“How delightful! I don’t believe I ever saw one before. How did the war come out? Oh yes! We whipped you, didn’t we?”

“That’s conceded, I believe. I wasn’t born for a decade after it was all over, or I’d never have surrendered. But the government forgave us and let me go to West Point; so here we all are again, and I’m glad of it!”

Frank Pollock was undoubtedly a very agreeable young man, and Zelda Dameron liked him. When he said good night he asked if he might call on her, and Zelda said yes, certainly, though she remembered her uncle’s treatment of Captain Pollock on the river road very well. She knew of no reason why she should not be polite to Captain Pollock, whose manners and conversation were quite to her liking. If her uncle knew any real reason why Captain Pollock was not a proper person for her to know, he might say so.

CHAPTER XI
OVERHEARD BY EZRA DAMERON

“As a community we are nearly one hundred years old. We are an enlightened and prosperous people. Ours is a city of homes,—a city in which every man, no matter how humble, may have his own fireside; a city in which the American element has always dominated; a city finely expressive of the best in our native soil. Shame be upon us if we fail in these endeavors to aid and protect the unfortunate among us! And this appeal I speak not primarily for the societies here represented, but for the founders of our commonwealth,—in the name of the sincere and devoted men and women who planned this city and laid its foundations broad and deep, that we who follow them need never waver or hesitate or doubt in doing the work we find to do.”

Such was the close of an address given by Morris Leighton at the annual meeting of the Mariona Organized Charity Society. The society was facing several serious financial problems and this public meeting had been called at the Grand Opera House early in the fall, that support might be asked for the winter’s work. Michael Carr was president of the society and he had appointed Leighton to make this address, wishing, as he told the board of directors, to interest the younger generation in the work which the elders had carried on for so long that the public had grown tired of seeing and hearing them. Leighton was an effective speaker, and Carr had assigned him to this address with confidence that the society’s appeal would be spoken in a way to impress the large audience that always attended the society’s meetings.

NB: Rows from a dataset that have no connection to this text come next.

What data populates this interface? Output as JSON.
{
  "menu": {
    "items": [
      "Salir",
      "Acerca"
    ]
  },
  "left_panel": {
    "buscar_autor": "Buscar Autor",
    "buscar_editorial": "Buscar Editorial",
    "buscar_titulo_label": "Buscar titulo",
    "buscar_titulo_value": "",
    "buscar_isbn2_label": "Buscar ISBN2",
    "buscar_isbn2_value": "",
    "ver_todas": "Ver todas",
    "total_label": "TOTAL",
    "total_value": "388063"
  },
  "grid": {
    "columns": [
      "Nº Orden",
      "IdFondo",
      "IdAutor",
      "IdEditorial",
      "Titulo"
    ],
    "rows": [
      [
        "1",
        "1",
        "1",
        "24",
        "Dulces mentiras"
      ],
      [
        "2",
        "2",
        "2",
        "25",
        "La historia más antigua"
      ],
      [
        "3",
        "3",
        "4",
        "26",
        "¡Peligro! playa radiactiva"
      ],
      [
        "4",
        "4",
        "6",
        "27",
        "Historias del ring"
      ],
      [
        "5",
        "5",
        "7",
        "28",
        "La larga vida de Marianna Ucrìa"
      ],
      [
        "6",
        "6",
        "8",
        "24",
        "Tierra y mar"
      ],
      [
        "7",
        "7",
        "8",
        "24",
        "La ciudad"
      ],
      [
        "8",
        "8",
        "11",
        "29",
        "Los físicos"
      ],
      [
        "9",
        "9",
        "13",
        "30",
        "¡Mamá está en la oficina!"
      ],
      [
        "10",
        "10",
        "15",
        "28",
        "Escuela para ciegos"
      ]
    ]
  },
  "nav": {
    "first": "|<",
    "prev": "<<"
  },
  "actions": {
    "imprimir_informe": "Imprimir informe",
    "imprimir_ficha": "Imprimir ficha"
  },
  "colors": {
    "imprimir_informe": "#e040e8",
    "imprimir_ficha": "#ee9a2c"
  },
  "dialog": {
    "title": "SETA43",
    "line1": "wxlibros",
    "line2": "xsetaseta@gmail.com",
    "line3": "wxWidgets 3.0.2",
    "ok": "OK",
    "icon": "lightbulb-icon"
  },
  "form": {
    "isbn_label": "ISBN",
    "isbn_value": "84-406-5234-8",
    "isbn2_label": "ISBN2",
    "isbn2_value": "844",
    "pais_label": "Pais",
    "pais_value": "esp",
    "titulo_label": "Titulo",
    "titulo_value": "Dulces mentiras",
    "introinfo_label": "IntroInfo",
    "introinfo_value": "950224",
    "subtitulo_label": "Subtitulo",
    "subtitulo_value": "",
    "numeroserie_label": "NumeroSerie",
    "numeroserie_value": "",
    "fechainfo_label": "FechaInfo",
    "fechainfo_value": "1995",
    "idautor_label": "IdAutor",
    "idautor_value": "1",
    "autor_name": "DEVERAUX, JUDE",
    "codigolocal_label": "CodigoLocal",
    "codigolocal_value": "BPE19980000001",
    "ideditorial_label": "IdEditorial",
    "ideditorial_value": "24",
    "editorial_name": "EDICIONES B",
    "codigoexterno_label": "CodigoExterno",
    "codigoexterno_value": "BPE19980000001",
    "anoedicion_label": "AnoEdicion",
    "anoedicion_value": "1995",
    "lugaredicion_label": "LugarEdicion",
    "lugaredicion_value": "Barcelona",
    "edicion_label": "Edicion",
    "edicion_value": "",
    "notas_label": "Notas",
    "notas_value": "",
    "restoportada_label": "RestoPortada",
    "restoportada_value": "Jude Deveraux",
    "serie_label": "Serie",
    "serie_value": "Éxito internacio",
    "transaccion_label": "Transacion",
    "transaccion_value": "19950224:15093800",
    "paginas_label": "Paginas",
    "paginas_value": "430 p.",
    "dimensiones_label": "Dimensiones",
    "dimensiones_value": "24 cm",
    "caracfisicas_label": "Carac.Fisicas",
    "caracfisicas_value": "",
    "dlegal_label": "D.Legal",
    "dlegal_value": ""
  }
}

A few evenings later Morris called on Zelda. It was now November and winter’s skirmish line had reached Mariona. A fire blazed in the grate of the parlor, which Zelda’s care had now brightened in many ways. She had found in the garret a handsome brass lamp, decorated with a fringe of crystals, and this became well an old table, which had been transferred from its traditional place in the center of the room to a more effective spot between the windows. Mr. Dameron shook hands with Leighton, whom he had seen often in the office of Knight, Kittredge and Carr, and several times at home. He had expected that young men would come to call on his daughter, now that she had returned to his roof, for this was the way of things in Mariona, and he wished Zelda to have the same liberty and the same advantages that other girls enjoyed. If her uncle and aunt expected him to deal churlishly with the girl and make a prisoner of her he would not gratify them. And there was a particular reason why Leighton’s appearance at the house interested him, for, with him as with Mrs. Forrest and Rodney Merriam, the young man’s name carried a certain suggestion which, in Ezra Dameron’s case, was not wholly pleasant.

Ezra Dameron had a sense of the proprieties, and he sat down and talked to Leighton amiably. There was a wide margin between a social and a business acquaintance; and Ezra Dameron studied Michael Carr’s chief clerk with interest in the few minutes that intervened before Zelda came down. There was a strange light in the old man’s eyes as he watched them greet each other. He went out presently to the sitting-room, and before his own fire he pondered long as the voices in the parlor stole out to him.

“I believe this is my fourth appearance, but Mrs. Forrest said I might come; and I hope I may refer confidently to your uncle.”

“I suppose you have to get some sort of permit to leave him for an evening. He never asks me for evenings alone.”